Stressing how there had been some heroic acts of kindness and compassion during the pandemic, the party leader said the UK had witnessed the “best of British people in the most difficult times”.

However, Sir Keir bemoaned how Mr Johnson’s Government had not emulated that but had been found wanting at every turn.

“Even in the best of times, you can’t be indecisive in government; in the worst of times, indecision can be fatal,” he insisted.

The Labour leader accused the Prime Minister of forming a habit of taking big decisions too late from the lockdown last March and being too slow to get PPE to NHS and care staff to ignoring calls for a circuit-breaker in September to a two-week delay on acting on scientists’ advice for a lockdown in December.

“The indecision and delays of the Prime Minister cost lives and they cost people’s jobs. The British people will forgive many things. They know the pandemic is difficult.

“But they also know serial incompetence when they see it and they know when a Prime Minister simply isn’t up to the job,” said Sir Keir.

He pointed out that in the Government’s attempt to balance the health crisis with the economic crisis, Britain had ended 2020 with one of the worst death tolls in Europe and the deepest recession of any major economy.

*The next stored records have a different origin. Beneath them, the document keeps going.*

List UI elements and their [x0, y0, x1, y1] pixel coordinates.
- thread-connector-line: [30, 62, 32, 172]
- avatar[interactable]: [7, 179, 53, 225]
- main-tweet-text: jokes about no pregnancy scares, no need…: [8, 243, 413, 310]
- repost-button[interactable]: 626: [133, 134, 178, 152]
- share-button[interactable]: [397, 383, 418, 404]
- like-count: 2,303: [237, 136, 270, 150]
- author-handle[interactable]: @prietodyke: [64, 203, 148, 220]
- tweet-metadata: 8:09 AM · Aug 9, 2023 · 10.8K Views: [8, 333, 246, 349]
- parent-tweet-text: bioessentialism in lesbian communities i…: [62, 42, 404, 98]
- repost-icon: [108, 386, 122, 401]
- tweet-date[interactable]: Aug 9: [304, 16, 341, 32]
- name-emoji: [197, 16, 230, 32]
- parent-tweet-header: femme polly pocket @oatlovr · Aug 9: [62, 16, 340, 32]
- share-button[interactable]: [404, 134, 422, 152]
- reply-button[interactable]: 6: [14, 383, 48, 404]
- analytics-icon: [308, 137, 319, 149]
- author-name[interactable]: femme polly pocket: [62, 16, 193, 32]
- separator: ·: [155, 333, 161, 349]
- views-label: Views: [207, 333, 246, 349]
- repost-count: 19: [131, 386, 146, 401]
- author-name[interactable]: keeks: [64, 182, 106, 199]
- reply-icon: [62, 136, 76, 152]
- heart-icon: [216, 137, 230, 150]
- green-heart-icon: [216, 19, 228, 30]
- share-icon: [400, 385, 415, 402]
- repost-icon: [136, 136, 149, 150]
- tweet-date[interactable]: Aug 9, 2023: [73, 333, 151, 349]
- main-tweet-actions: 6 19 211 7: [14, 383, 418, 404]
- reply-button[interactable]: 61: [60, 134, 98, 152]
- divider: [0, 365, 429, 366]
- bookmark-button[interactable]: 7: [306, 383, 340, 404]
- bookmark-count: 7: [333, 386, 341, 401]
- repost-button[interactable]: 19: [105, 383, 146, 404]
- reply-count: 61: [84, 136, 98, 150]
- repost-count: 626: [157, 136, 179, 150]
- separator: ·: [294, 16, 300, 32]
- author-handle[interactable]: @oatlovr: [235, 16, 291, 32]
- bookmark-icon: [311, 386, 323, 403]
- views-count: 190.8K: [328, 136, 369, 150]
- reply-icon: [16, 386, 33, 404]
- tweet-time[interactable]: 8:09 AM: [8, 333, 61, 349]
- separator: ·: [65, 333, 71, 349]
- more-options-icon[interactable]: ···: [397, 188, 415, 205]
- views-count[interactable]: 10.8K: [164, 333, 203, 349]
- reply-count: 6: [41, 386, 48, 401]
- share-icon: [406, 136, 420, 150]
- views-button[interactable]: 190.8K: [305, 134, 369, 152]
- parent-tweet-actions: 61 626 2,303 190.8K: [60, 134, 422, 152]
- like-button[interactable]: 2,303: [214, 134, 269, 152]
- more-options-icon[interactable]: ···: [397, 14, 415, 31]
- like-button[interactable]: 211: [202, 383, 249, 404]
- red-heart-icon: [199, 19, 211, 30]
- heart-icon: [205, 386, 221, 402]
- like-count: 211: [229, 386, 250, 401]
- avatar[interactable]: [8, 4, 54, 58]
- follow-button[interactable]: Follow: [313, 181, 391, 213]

“That’s not bad luck. That wasn’t inevitable. It’s the consequence of the PM’s repeated delay and incompetence.

“As we start the new year, we need a new approach and a new national contract; the British people stay at home and help to get the virus under control. In return, the Government delivers on their priorities; by delivering the vaccine and securing the economy to protect family incomes and support business.”

The main priority, explained Sir Keir, was to get people vaccinated, describing it as the “only way out of the darkness”.

He insisted: “Let’s be the first in the world to get our country vaccinated. This must be the focus of all our efforts. The biggest peacetime project in our history.

“We need a round-the-clock vaccine programme, 24-hours a day, seven days-a-week. In every village and town, every high street and every GP surgery. We all need to play our part.”

The Labour leader also called for the Government to do much more to protect incomes and “put families first” given the country was gripped by the worst recession for 300 years.

“Yet the Prime Minister and the Chancellor want to hike council tax; a £1.9bn bombshell that lands a bill of around £90 on every family. They plan to cut Universal Credit; taking £1,000 a year from millions of families and pulling another 200,000 children into poverty.”

He called on Mr Johnson to support local councils to prevent council tax rises, to stop any cut to Universal Credit, to extend the ban on evictions and repossessions and to give key workers the pay rise they deserved.

Sir Keir said the next major priority over the coming months was to support businesses, which he called the “engine of our economy”.

He highlighted Labour’s call for the creation of 400,000 good jobs in low carbon sectors, “because this recovery has to be a green recovery,” its High Streets Fightback Fund to protect local shops and retail, “because Britain can’t re-open if our towns and our high streets are closed,” and for the Government to “close the huge gaps in support for the self-employed, because if we’re to rebuild our economy, we need the dynamism and creativity of everyone”.

The Labour admitted there would be hard months ahead but stressed the “seasons will turn”.

He added: “For now, let us come together to walk through the darkness, safe in the knowledge that our scientists, our NHS and the power of our solidarity will win out.”